Paris souhaite rénover le fonctionnement de la démocratie et la rendre « plus représentative, plus responsable et plus efficace ». Pour réaliser ces objectifs, trois mesures ont été présentées par le gouvernement d’Emmanuel Macron.

La première consiste à réduire le nombre de parlementaires. Ainsi, le nombre de députés passerait de 577 à 404. Chez les sénateurs, ils ne seraient plus que 255 contre 348 à l’heure actuelle.

« Un Parlement aux effectifs resserrés mais plus efficace et plus représentatif de la diversité des sensibilités politiques de la Nation, une respiration démocratique permise par le renouvellement des responsables politiques, voici donc les objectifs de la présente réforme. »

La deuxième mesure concerne le mode de scrutin. Une partie des députés serait élue au scrutin de liste à la représentation proportionnelle.

La dernière mesure prévoit de limiter le nombre de mandats consécutifs et identiques à trois.

PAS D’ETUDE D’IMPACT

Ce projet de loi a été examiné par les représentants de l’assemblée de Polynésie française. Le texte leur a été transmis pour avis à la fin du mois d’avril.

Dans le rapport de la commission des institutions, des affaires internationales et européennes et des relations avec les communes, les élus regrettent que cette saisine soit intervenue durant la période de renouvellement intégral de l’institution.

Autre point d’accroche : aucune étude d’impact n’accompagne les projets de texte. Pour les membres de la commission, ceci empêche « de cerner leur incidence et les mesures d’application nécessaires. »

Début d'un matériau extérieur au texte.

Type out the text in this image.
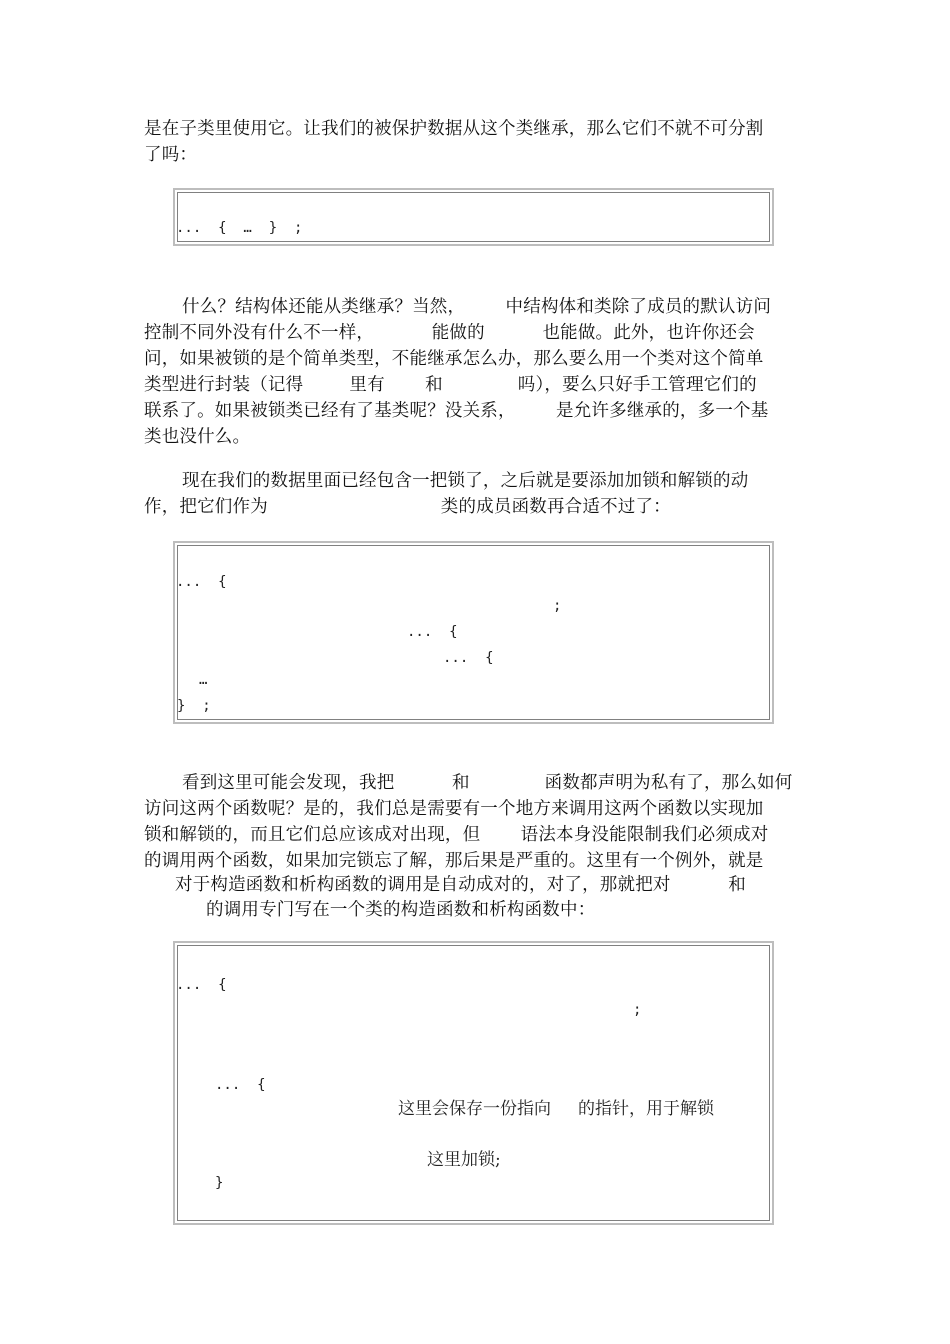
是在子类里使用它。让我们的被保护数据从这个类继承，那么它们不就不可分割
了吗：
...  {  …  }  ;
什么？结构体还能从类继承？当然，       中结构体和类除了成员的默认访问
控制不同外没有什么不一样，          能做的          也能做。此外，也许你还会
问，如果被锁的是个简单类型，不能继承怎么办，那么要么用一个类对这个简单
类型进行封装（记得        里有       和             吗），要么只好手工管理它们的
联系了。如果被锁类已经有了基类呢？没关系，       是允许多继承的，多一个基
类也没什么。
现在我们的数据里面已经包含一把锁了，之后就是要添加加锁和解锁的动
作，把它们作为                              类的成员函数再合适不过了：
...  {
;
...  {
...  {
…
}  ;
看到这里可能会发现，我把          和             函数都声明为私有了，那么如何
访问这两个函数呢？是的，我们总是需要有一个地方来调用这两个函数以实现加
锁和解锁的，而且它们总应该成对出现，但       语法本身没能限制我们必须成对
的调用两个函数，如果加完锁忘了解，那后果是严重的。这里有一个例外，就是
对于构造函数和析构函数的调用是自动成对的，对了，那就把对          和
的调用专门写在一个类的构造函数和析构函数中：
...  {
;
...  {
这里会保存一份指向     的指针，用于解锁
这里加锁;
}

AU MOINS UN SENATEUR ET UN DEPUTE

Ce jeudi, lors de la session administrative, les élus de l’assemblée ont émis un avis défavorable à ces textes. Pour eux, ces textes ne tiennent pas compte des spécificités du fenua. Philip Schyle, président de la commission en charge du rapport, explique :

« Le principe de la moralisation, tous les élus y sont favorables. En revanche, à partir du moment où ces projets de loi peuvent impacter la démocratie exercée localement en Polynésie française c’est là où il y a des réactions et cela justifie l’avis défavorable. Je pense à la réduction du nombre de parlementaires, nous estimons tous que cela n’est pas possible. Il ne faut pas seulement retenir le critère démographique, il faut aussi prendre en compte le critère géographique… »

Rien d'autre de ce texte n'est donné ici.